The complaint, by the group Citizens for Responsibility and Ethics in Washington (CREW), alleges that Gingrich Productions spent money on events -- billed as movie screenings -- that were in fact aimed at bolstering his campaign. And it claims the campaign paid Gingrich himself $42,000 for a mailing list that was actually supplied by the candidate's film company. Both allegations would, if proven, amount to improper corporate support for his political campaign.

"We based our complaint on ABC News and Washington Post stories about these joint events and they seem to be for a dual purpose, for promoting his candidacy and promoting books," said Melanie Sloan, who is CREW's executive director. Campaign finance laws say that campaigns can't get aid from corporations. "Gingrich Productions is a corporation and this would violate the rule of not receiving a corporation's aid," said Sloan. "In turn, the campaign was accepting an illegal contribution."

The campaign responded swiftly to the accusations, releasing a one-sentence statement from spokesman R.C. Hammond: "If the FEC considers the complaint, they will find that the rules are being followed and published regulations are being enforced."
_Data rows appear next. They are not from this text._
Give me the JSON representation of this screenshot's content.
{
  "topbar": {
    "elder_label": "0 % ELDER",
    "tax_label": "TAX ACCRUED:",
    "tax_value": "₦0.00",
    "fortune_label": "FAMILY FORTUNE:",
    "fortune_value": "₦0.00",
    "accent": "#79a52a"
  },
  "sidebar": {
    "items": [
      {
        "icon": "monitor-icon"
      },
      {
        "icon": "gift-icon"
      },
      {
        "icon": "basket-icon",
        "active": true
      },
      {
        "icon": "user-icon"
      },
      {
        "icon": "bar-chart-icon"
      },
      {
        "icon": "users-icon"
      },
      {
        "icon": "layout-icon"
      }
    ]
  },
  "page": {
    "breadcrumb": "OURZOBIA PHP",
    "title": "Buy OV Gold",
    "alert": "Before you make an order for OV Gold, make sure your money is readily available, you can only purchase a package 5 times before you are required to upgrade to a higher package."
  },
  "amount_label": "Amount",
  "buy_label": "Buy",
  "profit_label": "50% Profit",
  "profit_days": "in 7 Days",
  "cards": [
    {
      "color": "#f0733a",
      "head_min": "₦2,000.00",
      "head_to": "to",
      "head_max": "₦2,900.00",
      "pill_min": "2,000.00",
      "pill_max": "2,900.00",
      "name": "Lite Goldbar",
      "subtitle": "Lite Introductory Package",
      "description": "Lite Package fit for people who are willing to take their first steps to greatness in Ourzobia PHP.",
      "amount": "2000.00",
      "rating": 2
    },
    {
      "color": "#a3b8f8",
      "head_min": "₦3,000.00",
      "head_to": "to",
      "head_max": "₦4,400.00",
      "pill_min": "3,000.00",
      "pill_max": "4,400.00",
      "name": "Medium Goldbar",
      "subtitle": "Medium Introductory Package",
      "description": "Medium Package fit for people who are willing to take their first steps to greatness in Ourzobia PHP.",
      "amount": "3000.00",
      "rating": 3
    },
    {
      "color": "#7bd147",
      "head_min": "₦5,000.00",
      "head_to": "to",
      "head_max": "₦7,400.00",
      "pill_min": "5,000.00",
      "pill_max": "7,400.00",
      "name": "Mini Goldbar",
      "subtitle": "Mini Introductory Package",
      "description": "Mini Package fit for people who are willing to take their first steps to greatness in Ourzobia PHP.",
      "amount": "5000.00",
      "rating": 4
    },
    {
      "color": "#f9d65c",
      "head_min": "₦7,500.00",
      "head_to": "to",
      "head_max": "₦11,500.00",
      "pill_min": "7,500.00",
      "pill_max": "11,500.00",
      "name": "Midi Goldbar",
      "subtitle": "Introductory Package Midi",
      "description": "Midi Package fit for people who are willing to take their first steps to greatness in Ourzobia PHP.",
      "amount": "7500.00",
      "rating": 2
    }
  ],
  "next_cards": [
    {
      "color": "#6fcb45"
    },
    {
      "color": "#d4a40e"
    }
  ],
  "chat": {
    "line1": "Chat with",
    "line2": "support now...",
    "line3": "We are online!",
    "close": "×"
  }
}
The complaint is the latest allegation to surface about the blending of Gingrich's vast business and charity enterprise and his efforts to generate financial support for his White House bid. In June, ABC News first reported that Gingrich had taken possession of a mailing list developed by a charity he once oversaw called Renewing American Leadership. The non-profit charity once run by Gingrich's former spokesman, Rick Tyler, spent millions of dollars to send out letters signed by Gingrich seeking contributions. The charity then provided Gingrich with the list of names of people who responded with donations.

The Gingrich campaign released a statement saying the ABC News report "did not find any activity that was not fully supported by the law."

READ the original ABC News report.

Developing a mailing list of supporters -- especially supporters willing to write a check for the politician -- is typically a costly part of campaigning, and to the extent those costs were defrayed by either Gingrich's business or his charity, that would be a problem, Sloan said.

"The FEC needs to investigate this," she said. "What they should do is investigate and get some answers from Gingrich and they should fine him if he's found to be in violation."